What is Non-Text Content?

Published August 10, 2022

Most websites are designed to be visually appealing and provide a user experience delivered through sight.

It's estimated that 285 million people live with blindness or visual impairment.

Without assistance, your site is inaccessible to this group of consumers.

Assistive technology resources are prevalent for people with low vision or blindness to help navigate technology - including your website and digital documents. Assistive technology such as screen readers must be able to read and therefore "translate" pictures into words that it can speak to the user.

In order for this to occur, all non-text content on your site or in your documents must have alternative text (alt-text).

Non-text Content Criteria

Non-text content criterion falls under “Guideline 1.1 Text Alternatives” and is Level A criteria under Website Content Accessibility Guidelines (WCAG), the lowest level of accessibility compliance. 

Criterion 1.1.1 requires that websites make information conveyed by non-text content accessible through a text alternative. 

“Non-text content” means anything on the site that isn’t text; generally images, videos, audio, charts, maps, and other content that requires interpretation but would not be read aloud by a screenreader looking for text. 

This criterion asks site developers to provide “text alternatives,” commonly referred to as alt-text or image descriptions for any site's visual elements like pictures or videos.

Non-text Accessibility

When assistive technology interprets a block of code, it uses preprogrammed rules to validate the code and convey the information to the user. In the absence of context given in a text format, assistive technology cannot correctly interpret images, buttons, charts, or video and audio content.

Any alt text offered should “serve the equivalent purpose” of the original content. This means that the alt text provided to describe the image or video should give a non-sighted user the equivalent experience of a sighted user. Imagine standing next to a blind person in an art museum. The alternative text is how you would describe what you are seeing to that person.

For example, you wouldn't just describe it as a "painting". You would describe the painting in detail so that the non-sighted individual can understand exactly what is in front of them. The same holds true for your digital content. "Image" is insufficient as alt-text. You must concisely describe what is in the image.

Captioning videos, providing audio descriptions as needed, including a text transcript of audio and video content, adding alternative text to images, and providing names for users' controls and input are all examples of non-text content. 

Processes intended to confirm that a user is a human by relying on images or sounds, like CAPTCHA tests, are also included in this criteria. If using a CAPTCHA test on a website, ensure that there is an alternative audio option.

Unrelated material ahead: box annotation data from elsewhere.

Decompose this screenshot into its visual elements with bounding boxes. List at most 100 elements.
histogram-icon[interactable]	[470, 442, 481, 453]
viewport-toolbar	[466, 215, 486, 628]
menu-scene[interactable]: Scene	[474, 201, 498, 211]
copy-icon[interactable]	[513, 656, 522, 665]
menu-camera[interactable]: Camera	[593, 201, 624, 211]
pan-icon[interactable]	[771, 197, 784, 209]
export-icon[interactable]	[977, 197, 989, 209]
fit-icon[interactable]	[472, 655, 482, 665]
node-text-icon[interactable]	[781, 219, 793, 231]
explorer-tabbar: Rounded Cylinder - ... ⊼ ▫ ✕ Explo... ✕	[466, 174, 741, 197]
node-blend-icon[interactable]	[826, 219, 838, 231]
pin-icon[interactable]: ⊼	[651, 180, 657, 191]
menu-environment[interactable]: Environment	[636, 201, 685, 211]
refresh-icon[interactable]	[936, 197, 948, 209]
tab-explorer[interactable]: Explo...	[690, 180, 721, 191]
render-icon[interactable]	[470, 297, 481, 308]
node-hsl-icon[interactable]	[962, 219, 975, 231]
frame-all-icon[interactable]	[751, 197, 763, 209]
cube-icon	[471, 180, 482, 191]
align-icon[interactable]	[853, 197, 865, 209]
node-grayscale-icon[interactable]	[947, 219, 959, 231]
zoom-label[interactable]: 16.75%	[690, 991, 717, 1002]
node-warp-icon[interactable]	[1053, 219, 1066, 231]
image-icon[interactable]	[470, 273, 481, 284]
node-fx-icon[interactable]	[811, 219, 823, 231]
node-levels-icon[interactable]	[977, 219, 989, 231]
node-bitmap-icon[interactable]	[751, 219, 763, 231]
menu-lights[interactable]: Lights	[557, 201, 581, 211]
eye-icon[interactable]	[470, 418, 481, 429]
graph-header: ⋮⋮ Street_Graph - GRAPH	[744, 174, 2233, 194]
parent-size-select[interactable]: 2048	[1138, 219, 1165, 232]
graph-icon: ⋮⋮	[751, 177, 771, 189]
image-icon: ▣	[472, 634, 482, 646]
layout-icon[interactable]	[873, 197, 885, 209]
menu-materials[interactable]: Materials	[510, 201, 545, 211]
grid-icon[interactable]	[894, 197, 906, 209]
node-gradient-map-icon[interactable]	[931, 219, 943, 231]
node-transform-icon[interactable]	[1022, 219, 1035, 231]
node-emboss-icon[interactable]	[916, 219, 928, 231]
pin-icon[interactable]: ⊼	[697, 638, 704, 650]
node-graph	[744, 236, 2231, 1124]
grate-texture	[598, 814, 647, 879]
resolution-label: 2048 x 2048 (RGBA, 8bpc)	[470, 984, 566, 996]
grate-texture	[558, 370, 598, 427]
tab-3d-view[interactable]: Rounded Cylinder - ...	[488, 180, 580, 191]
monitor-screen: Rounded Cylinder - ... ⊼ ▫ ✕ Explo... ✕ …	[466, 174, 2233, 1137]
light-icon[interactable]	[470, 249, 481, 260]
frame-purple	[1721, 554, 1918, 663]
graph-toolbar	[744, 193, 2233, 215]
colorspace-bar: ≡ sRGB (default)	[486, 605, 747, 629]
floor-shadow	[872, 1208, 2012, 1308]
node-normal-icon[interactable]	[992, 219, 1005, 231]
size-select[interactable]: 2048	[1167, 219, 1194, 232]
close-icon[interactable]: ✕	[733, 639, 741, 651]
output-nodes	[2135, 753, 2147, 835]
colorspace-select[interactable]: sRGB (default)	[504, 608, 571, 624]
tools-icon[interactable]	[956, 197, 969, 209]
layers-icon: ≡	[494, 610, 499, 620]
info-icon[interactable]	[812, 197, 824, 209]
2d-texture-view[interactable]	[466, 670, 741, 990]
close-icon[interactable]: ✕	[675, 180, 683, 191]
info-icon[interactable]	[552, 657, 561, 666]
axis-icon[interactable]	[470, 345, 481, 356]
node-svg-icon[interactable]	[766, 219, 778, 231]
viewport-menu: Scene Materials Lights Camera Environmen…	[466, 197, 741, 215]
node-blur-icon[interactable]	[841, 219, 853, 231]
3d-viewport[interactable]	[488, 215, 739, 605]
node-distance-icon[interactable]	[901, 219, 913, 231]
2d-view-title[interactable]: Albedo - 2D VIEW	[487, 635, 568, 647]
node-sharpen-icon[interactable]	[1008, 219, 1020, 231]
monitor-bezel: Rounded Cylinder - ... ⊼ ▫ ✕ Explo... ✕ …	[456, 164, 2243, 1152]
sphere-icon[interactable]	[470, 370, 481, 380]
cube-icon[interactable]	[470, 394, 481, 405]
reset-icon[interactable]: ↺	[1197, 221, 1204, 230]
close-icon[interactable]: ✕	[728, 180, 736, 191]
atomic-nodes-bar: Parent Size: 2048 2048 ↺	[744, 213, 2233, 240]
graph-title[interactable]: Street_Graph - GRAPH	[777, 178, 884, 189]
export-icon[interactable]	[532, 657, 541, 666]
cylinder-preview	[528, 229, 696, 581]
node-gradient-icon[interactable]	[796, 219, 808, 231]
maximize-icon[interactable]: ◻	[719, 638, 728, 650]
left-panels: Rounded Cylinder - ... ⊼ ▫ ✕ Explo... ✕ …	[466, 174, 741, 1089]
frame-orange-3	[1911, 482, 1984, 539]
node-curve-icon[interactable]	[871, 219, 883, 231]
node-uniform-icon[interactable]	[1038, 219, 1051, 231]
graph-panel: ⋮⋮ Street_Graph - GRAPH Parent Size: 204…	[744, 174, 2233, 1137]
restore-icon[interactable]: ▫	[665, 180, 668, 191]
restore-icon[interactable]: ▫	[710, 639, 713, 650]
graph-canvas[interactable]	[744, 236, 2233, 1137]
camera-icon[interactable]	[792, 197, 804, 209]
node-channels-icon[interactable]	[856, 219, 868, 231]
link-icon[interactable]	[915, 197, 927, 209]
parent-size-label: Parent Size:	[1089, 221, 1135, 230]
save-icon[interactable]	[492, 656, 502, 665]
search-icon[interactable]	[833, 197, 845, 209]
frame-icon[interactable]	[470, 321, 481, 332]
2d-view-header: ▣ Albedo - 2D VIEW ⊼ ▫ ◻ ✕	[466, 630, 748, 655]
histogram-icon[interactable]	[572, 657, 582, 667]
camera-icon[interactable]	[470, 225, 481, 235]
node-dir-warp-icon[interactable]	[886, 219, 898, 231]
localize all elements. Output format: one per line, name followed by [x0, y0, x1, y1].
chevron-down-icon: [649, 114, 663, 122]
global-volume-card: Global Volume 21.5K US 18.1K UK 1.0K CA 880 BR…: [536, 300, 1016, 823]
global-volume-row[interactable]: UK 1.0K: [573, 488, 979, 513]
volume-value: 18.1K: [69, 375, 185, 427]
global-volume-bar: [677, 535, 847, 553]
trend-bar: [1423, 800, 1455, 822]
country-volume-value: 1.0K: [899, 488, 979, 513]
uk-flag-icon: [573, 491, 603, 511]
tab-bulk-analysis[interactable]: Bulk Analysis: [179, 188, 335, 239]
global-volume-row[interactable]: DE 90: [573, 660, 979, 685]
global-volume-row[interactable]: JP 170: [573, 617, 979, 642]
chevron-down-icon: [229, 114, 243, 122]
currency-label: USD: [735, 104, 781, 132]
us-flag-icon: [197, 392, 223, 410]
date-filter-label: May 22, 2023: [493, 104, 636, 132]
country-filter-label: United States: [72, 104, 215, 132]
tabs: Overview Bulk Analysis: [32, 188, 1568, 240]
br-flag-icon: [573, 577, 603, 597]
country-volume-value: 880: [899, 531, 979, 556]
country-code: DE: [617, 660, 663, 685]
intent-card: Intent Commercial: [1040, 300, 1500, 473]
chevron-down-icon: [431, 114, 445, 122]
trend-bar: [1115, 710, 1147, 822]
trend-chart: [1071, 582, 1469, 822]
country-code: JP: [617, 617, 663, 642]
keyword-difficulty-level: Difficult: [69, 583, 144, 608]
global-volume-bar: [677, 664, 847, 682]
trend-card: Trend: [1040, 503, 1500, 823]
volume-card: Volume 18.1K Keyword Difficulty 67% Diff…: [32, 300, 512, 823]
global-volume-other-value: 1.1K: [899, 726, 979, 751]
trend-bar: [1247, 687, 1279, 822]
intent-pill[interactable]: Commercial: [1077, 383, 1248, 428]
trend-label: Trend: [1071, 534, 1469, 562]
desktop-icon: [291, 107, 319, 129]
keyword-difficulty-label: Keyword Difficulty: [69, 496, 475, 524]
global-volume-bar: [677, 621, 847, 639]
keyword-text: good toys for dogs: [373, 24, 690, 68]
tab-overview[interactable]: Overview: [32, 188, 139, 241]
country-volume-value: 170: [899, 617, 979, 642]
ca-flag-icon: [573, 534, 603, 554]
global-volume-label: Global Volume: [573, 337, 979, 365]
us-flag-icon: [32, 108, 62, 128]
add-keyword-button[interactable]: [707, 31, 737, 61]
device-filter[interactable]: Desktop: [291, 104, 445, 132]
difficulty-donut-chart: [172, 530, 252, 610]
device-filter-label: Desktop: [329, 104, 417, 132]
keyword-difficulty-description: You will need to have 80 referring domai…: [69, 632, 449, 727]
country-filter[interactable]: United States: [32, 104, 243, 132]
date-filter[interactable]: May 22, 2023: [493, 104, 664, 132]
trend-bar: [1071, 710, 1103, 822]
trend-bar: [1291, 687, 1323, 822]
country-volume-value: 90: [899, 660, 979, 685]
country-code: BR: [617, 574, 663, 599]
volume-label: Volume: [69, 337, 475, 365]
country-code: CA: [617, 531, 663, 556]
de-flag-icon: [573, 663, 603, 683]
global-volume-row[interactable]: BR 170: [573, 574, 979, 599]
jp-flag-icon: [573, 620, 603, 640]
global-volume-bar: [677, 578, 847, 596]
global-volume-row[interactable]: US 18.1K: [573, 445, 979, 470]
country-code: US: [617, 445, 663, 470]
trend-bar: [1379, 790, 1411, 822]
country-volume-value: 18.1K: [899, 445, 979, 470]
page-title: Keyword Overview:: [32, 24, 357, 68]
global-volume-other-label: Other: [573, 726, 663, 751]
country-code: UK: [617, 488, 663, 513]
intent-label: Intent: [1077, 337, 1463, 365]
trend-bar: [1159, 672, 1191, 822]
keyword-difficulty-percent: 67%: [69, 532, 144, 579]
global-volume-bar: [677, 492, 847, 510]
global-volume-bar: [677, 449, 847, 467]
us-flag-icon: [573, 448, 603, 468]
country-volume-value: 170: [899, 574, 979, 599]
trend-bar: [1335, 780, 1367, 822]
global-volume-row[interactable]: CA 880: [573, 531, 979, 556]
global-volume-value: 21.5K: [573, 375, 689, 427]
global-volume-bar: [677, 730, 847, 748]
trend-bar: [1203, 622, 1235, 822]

There are exceptions to the non-text rule, such as decorative content like a graphic divider added for visual purposes. In these instances, the non-text imagery does not need an alternative description.

In conclusion

Users need to know what they are trying to understand on the page. Assistive technology can read text aloud, present it visually, or convert it to braille.

Websites should not exclude information that images, videos, audio, and buttons convey from people with visual or hearing impairments. Additionally, text alternatives support the ability to search for non-text content and repurpose content in various ways, making the content more search engine friendly.